Risk management has long been applied to prevent physical injury to employees and now there is a growing interest in developing risk management tools to reduce mental stresses in the workplace.
Organisational interventions for work stress: a risk management approach is the title of recent research by the University of Nottingham Business School, commissioned by the Health and Safety Executive. It attempts to show how organisations can assess workplace risks to mental health and put in place policies to reduce the hazards.
But as HSE policy adviser Steve Lee accepts, it is a complex area.
“Many employers are a bit confused about how to assess risks in the area of workplace stress. But there is a growing body of knowledge on possible sources of stress and what can be done at management level to tackle problems.”
But he adds that there is no “one size fits all” approach and that policies must be tailored to individual organisations.
He argues against employers sending managers on badly designed stress awareness courses. “Some of these courses tell delegates that some stress is good for employees, which we feel is a dangerous message,” he says.
Jo Rick, principal research fellow at the Institute for Employment Studies, agrees that it is still an under-developed science.
“The main issue is whether you can transfer risk assessment tools for physical risks to the area of mental health.”
For example, if someone suffers a burn in the workplace it is evident what caused the burn: “But if someone suffers from stress-related depression the factors causing it can be many and various.”
She argues that there is significant potential for the use of risk management techniques in mental health but that more needs to be known about what kind of hazards cause harm.
“Stress models can identify potential hazards but not in the same way as, for example, a noxious gas.”
Another complication, says Lee, is that employees may react in different ways to similar pressures and that factors such as what is going on in an employee’s home life can play a major role.
The report by Nottingham University’s Institute of Work, Health and Organisations, led by Tom Cox, presents ways of applying risk management for work stress and is published as a contribution to the debate rather than a “recipe book” for employers says Ray Randall, one of the report’s authors.
The report includes case studies of organisations that have put risk management frameworks in place. “The case studies show that programmes do not always work perfectly but they provide interesting information on some approaches,” says Randall.
Risk management is split into two parts, assessing what the risks are and putting in place measures to reduce or contain those measures.
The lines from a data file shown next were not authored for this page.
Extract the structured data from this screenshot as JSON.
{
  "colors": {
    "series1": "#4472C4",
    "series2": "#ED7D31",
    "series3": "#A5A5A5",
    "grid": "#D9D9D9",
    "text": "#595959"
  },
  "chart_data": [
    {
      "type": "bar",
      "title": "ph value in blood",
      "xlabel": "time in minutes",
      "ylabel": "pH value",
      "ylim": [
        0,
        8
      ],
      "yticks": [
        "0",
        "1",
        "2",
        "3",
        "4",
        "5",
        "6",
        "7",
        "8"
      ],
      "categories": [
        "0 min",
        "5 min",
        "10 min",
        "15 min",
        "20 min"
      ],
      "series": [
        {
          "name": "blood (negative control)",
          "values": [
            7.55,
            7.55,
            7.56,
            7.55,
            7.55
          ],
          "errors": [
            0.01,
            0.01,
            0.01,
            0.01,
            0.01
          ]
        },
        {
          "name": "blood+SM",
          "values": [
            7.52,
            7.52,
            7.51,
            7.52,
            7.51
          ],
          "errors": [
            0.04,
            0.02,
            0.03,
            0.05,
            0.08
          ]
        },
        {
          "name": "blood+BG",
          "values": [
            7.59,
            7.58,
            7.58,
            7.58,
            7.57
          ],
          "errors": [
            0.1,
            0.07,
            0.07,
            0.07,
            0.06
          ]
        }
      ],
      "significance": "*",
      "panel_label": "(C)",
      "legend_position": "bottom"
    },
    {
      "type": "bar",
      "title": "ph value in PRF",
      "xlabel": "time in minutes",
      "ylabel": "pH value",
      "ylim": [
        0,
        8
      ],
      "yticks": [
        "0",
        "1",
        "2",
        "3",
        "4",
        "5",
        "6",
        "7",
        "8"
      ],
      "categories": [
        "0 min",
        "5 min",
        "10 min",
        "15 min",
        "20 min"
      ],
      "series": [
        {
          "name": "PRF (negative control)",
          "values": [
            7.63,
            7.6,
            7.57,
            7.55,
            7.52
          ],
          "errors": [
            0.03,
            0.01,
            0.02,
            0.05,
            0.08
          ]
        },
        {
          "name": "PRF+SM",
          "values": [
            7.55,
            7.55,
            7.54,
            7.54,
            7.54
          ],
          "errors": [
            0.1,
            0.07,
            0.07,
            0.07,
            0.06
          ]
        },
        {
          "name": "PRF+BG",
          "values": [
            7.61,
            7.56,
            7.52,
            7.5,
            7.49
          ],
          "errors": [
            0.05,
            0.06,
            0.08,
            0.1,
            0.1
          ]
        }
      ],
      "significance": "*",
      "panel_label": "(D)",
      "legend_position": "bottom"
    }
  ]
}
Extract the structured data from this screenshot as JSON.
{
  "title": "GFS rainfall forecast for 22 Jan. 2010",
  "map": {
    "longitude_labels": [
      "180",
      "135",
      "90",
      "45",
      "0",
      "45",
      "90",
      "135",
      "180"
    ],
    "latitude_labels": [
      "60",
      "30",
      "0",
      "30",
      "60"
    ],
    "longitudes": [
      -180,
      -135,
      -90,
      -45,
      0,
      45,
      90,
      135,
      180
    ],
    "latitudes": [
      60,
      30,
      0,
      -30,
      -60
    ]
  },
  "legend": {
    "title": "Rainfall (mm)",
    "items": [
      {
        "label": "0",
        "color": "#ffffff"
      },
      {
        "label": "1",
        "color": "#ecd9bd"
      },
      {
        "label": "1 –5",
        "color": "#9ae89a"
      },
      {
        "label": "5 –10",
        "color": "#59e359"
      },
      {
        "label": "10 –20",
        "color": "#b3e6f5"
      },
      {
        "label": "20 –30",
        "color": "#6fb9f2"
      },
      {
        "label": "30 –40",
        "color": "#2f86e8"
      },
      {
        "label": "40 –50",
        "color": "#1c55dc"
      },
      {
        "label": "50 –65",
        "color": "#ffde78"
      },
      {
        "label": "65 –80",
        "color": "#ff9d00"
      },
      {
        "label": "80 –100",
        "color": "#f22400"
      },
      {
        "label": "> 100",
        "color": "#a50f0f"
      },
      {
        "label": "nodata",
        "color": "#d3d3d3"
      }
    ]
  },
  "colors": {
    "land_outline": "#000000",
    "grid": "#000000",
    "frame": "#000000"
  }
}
It is also important to evaluate and monitor policies.
The report lays down five steps for the risk assessment of work stress:
1. Familiarisation. This includes establishing the frameworks and arrangements needed for completing the risk assessment, especially the steering group.
2. Work analysis interviews. These interviews with employee groups build on the information gathered in the familiarisation process concerning the nature of the work and working condition of groups.
3. Assessment survey. A questionnaire of employee groups to quantify exposure to the main stress factors associated with their work and to measure the health of their group.
4. Audit of existing systems. This explores the measures already taken by the organisation, both formal and informal, to deal with stress-related issues.
5. Analysis and interpretation of assessment data. Identifying stress factors and employees’ exposure to them can be made in terms of the proportion of employees reporting problems. This data can be used to summarise health profiles of employee groups and to identify likely risk factors.
Following assessment a risk reduction programme should be put in place, which will often mean improved employee support and the development of other occupational health and welfare services. Education and training are powerful tools.
While this is the responsibility of the steering group, problems can occur when the steering group changes is members. The researchers found that in reality, many of the key issues in planning and implementing risk reduction policies were governed by the culture of the organisation.
The effectiveness of the steering group was increased when it included not only employee representatives but also key decision-makers in the company and those with power over resources.
While the likely cost of risk reduction programmes was often an issue initially, in practice costs were often not as high as had been anticipated.
Many of the changes in the final package were themselves relatively low cost and could be put in place within existing budgets.
The researchers found that “in these cases the risk assessment data had informed and focused existing activities such as organisational development and, in particular, management development and training.”
Some lessons emerged from the case studies:
1. Project champions occupy the key role in risk management initiatives. Project champions were generally from occupational health or health and safety, as the programme seemed to appeal more to these groups than to human resources staff.
2. Senior managers. The support and involvement of senior managers was crucial and usually their backing was secured with the help of the project champion. Establishing the link between good health and good business was essential.
3. Terms and conditions. Establishing the terms and conditions of the project in a document helped formalise the initiative. Although this had no legal status, the discussion of its content and the act of signing by senior managers ensured that the company and project team were working within the same framework and it made sure senior managers were committed to act upon the results of the assessment.
Organisational interventions for work stress – a risk management approach, University of Nottingham Business School for the Health and Safety Executive.